5.12.2005
di Alberto Melloni. L’8 dicembre 1965, esattamente 40 anni fa, si chiudeva il Concilio ecumenico Vaticano II, che si era aperto tre anni prima, l’11 ottobre 1962. Furono tre anni che cambiarono la storia, e non solo quella della Chiesa cattolica. Sull’importanza storica del Vaticano II, sul periodo tumultuoso e creativo che ne seguì, sui discussi sviluppi del post-concilio e sulla fedeltà (o meno) della Chiesa nella recezione del dettato conciliare, si sono riempiti in questi anni centinaia di volumi. Senza entrare nel dibattito, nelle pagine che seguono pubblichiamo una riflessione dello storico Alberto Melloni sul nodo nevralgico della collegialità , e l’intervista a due testimoni diretti dell’assise conciliare: monsignor Luigi Bettazzi e il segretario di papa Giovanni XXIII, monsignor Loris Capovilla. Non tutto ciò che pareva imminente alla fine del Vaticano II, quaranta anni fa, ha trovato realizzazione. Per molti vescovi l’aver introdotto il diaconato uxorato era un segnale che avrebbe dovuto tastare il terreno in vista di una restaurazione del presbiterato per uomini sposati; la cancellazione delle scomuniche pareva la premessa a un ristabilimento della comunione eucaristica che di lì a poco avrebbe avuto in papa Paolo VI e nel patriarca Athenagoras i propri corifei; ma soprattutto ci si attendeva che le decisioni capitali prese in materia di collegialità episcopale avrebbero avuto il loro compimento nella creazione di qualche organo che, sotto e insieme al successore di Pietro, desse corpo alla responsabilità dei vescovi nel governo della Chiesa universale. Nessuna di queste cose arrivò nel breve tempo che si riteneva le avrebbe portate, e nessuna è arrivata ancora oggi, a quarant’anni di distanza.

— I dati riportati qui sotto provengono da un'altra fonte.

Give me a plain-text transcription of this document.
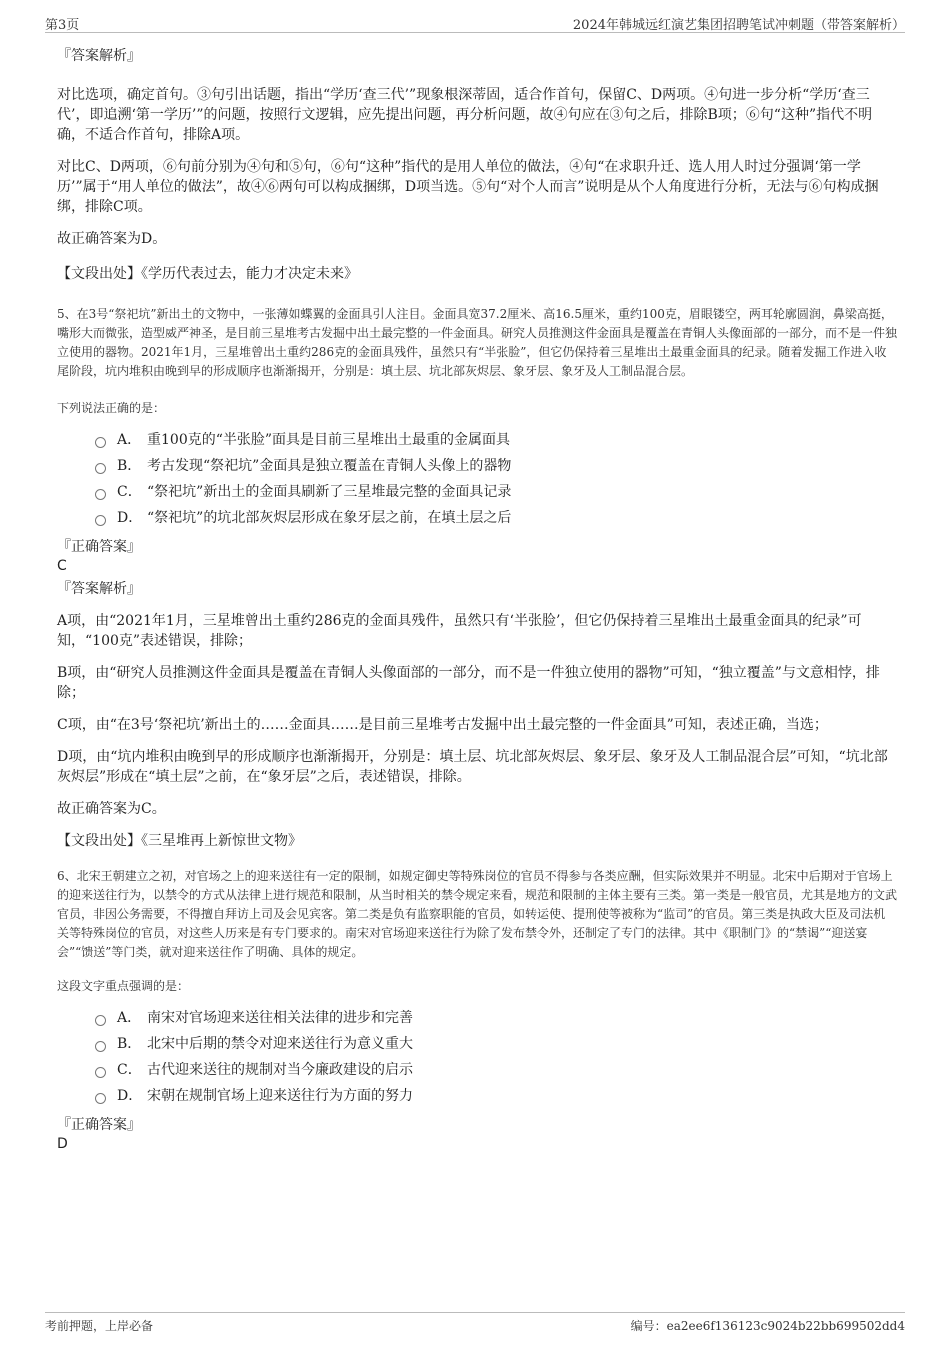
第3页	2024年韩城远红演艺集团招聘笔试冲刺题（带答案解析）

『答案解析』

对比选项，确定首句。③句引出话题，指出“学历‘查三代’”现象根深蒂固，适合作首句，保留C、D两项。④句进一步分析“学历‘查三代’，即追溯‘第一学历’”的问题，按照行文逻辑，应先提出问题，再分析问题，故④句应在③句之后，排除B项；⑥句“这种”指代不明确，不适合作首句，排除A项。

对比C、D两项，⑥句前分别为④句和⑤句，⑥句“这种”指代的是用人单位的做法，④句“在求职升迁、选人用人时过分强调‘第一学历’”属于“用人单位的做法”，故④⑥两句可以构成捆绑，D项当选。⑤句“对个人而言”说明是从个人角度进行分析，无法与⑥句构成捆绑，排除C项。

故正确答案为D。

【文段出处】《学历代表过去，能力才决定未来》

5、在3号“祭祀坑”新出土的文物中，一张薄如蝶翼的金面具引人注目。金面具宽37.2厘米、高16.5厘米，重约100克，眉眼镂空，两耳轮廓圆润，鼻梁高挺，嘴形大而微张，造型威严神圣，是目前三星堆考古发掘中出土最完整的一件金面具。研究人员推测这件金面具是覆盖在青铜人头像面部的一部分，而不是一件独立使用的器物。2021年1月，三星堆曾出土重约286克的金面具残件，虽然只有“半张脸”，但它仍保持着三星堆出土最重金面具的纪录。随着发掘工作进入收尾阶段，坑内堆积由晚到早的形成顺序也渐渐揭开，分别是：填土层、坑北部灰烬层、象牙层、象牙及人工制品混合层。

下列说法正确的是：

A． 重100克的“半张脸”面具是目前三星堆出土最重的金属面具
B． 考古发现“祭祀坑”金面具是独立覆盖在青铜人头像上的器物
C． “祭祀坑”新出土的金面具刷新了三星堆最完整的金面具记录
D． “祭祀坑”的坑北部灰烬层形成在象牙层之前，在填土层之后

『正确答案』

C

『答案解析』

A项，由“2021年1月，三星堆曾出土重约286克的金面具残件，虽然只有‘半张脸’，但它仍保持着三星堆出土最重金面具的纪录”可知，“100克”表述错误，排除；

B项，由“研究人员推测这件金面具是覆盖在青铜人头像面部的一部分，而不是一件独立使用的器物”可知，“独立覆盖”与文意相悖，排除；

C项，由“在3号‘祭祀坑’新出土的……金面具……是目前三星堆考古发掘中出土最完整的一件金面具”可知，表述正确，当选；

D项，由“坑内堆积由晚到早的形成顺序也渐渐揭开，分别是：填土层、坑北部灰烬层、象牙层、象牙及人工制品混合层”可知，“坑北部灰烬层”形成在“填土层”之前，在“象牙层”之后，表述错误，排除。

故正确答案为C。

【文段出处】《三星堆再上新惊世文物》

6、北宋王朝建立之初，对官场之上的迎来送往有一定的限制，如规定御史等特殊岗位的官员不得参与各类应酬，但实际效果并不明显。北宋中后期对于官场上的迎来送往行为，以禁令的方式从法律上进行规范和限制，从当时相关的禁令规定来看，规范和限制的主体主要有三类。第一类是一般官员，尤其是地方的文武官员，非因公务需要，不得擅自拜访上司及会见宾客。第二类是负有监察职能的官员，如转运使、提刑使等被称为“监司”的官员。第三类是执政大臣及司法机关等特殊岗位的官员，对这些人历来是有专门要求的。南宋对官场迎来送往行为除了发布禁令外，还制定了专门的法律。其中《职制门》的“禁谒”“迎送宴会”“馈送”等门类，就对迎来送往作了明确、具体的规定。

这段文字重点强调的是：

A． 南宋对官场迎来送往相关法律的进步和完善
B． 北宋中后期的禁令对迎来送往行为意义重大
C． 古代迎来送往的规制对当今廉政建设的启示
D． 宋朝在规制官场上迎来送往行为方面的努力

『正确答案』

D

考前押题，上岸必备	编号：ea2ee6f136123c9024b22bb699502dd4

Per qualcuno queste istanze (e non solo queste) sono state provvidenzialmente disattese e hanno evitato l’applicazione di direttrici di riforma ecclesiologica inaccettabili in nome della tradizione; per altri, questi punti (e non solo questi) sono la prova che il Concilio è stato tradito e che le sue potenzialità migliori sono rimaste inevase: e così, su questa linea di confine fra due letture della Chiesa e del tempo, si è battagliato per anni, con qualche frutto di miglior conoscenza storica e teologica prodotto da una parte e dall’altra. Ma il tono polemico, il bisogno di "dimostrare" qualcosa, ha forse fatto perdere di vista che alcune di quelle speranze hanno già operato dentro il tessuto concreto della vita della Chiesa, perché anche quando hanno mancato l’incontro con le speranze dei cattolici, hanno comunque circoscritto l’area di ciò che davvero stava al cuore della vita di fede. […]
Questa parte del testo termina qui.